Lawyers are targeting Bankman-Fried’s parents, Joseph Bankman and Barbara Fried, and his brother, Gabriel Bankman-Fried, saying the trio acted as his advisers. They also named FTX co-founders Gary Wang and Nishad Singh, former Alameda Research CEO Caroline Ellison and Constance Wang, the former chief operating officer of FTX Trading Ltd. and co-CEO of FTX Digital Markets Ltd, in the documents. Lawyers are seeking information and documents regarding FTX’s assets and business operations and the personal assets of FTX insiders, among other things.
Lawyers for Bankman-Fried, on the other hand, argued that he should be allowed access to assets and crypto held by FTX, saying there’s no evidence he’s responsible for previous alleged unauthorized transactions.
“Nearly three weeks have passed since the initial pretrial conference and we assume that the Government’s investigation has confirmed what Mr. Bankman-Fried has said all along; namely, that he did not access and transfer these assets,” Bankman-Fried’s lawyer, Mark Cohen, said in a letter. “Given that the sole basis advanced for seeking that condition has not been supported, we believe that the bail condition imposed at the conference should be removed.”

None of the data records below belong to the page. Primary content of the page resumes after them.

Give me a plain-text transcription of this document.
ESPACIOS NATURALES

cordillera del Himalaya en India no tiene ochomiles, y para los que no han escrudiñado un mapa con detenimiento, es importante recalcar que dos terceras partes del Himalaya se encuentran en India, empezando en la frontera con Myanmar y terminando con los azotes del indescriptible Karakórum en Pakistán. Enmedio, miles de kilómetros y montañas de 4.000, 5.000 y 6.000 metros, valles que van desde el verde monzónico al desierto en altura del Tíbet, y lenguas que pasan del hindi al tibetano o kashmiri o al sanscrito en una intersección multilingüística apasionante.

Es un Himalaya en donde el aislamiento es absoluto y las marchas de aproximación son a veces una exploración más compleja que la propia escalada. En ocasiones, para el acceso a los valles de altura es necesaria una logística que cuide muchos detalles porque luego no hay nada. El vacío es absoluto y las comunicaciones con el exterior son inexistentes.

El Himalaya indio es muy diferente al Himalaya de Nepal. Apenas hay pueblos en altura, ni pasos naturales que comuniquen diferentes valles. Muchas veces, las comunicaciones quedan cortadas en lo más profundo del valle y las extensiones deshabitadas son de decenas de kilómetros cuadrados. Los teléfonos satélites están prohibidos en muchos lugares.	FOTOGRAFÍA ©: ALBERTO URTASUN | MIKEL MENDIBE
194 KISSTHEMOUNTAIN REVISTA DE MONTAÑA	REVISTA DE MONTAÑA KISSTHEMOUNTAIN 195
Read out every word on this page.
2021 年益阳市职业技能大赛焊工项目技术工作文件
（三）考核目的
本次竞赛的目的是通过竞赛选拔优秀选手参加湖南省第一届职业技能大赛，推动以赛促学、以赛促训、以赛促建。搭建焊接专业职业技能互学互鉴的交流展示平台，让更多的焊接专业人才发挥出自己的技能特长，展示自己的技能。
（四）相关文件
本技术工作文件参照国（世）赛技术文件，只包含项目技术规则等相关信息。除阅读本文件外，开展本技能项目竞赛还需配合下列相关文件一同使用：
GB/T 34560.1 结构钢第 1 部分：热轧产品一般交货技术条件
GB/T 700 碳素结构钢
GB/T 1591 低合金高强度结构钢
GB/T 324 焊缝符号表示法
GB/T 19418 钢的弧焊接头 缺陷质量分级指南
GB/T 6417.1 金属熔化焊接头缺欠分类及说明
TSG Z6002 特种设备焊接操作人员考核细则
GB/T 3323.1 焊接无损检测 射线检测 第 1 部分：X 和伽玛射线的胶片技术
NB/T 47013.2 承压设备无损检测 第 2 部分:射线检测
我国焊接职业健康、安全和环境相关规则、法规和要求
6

Finally, the Justice Department asked a federal judge to bar Bankman-Fried from communicating with current and former employees of FTX without a lawyer present, after prosecutors alleged that he recently contacted a potential witness in his criminal case.
Disclaimer: Beginning in 2021, Michael McCaffrey, the former CEO and majority owner of The Block, took a series of loans from founder and former FTX and Alameda CEO Sam Bankman-Fried. McCaffrey resigned from the company in December 2022 after failing to disclose those transactions.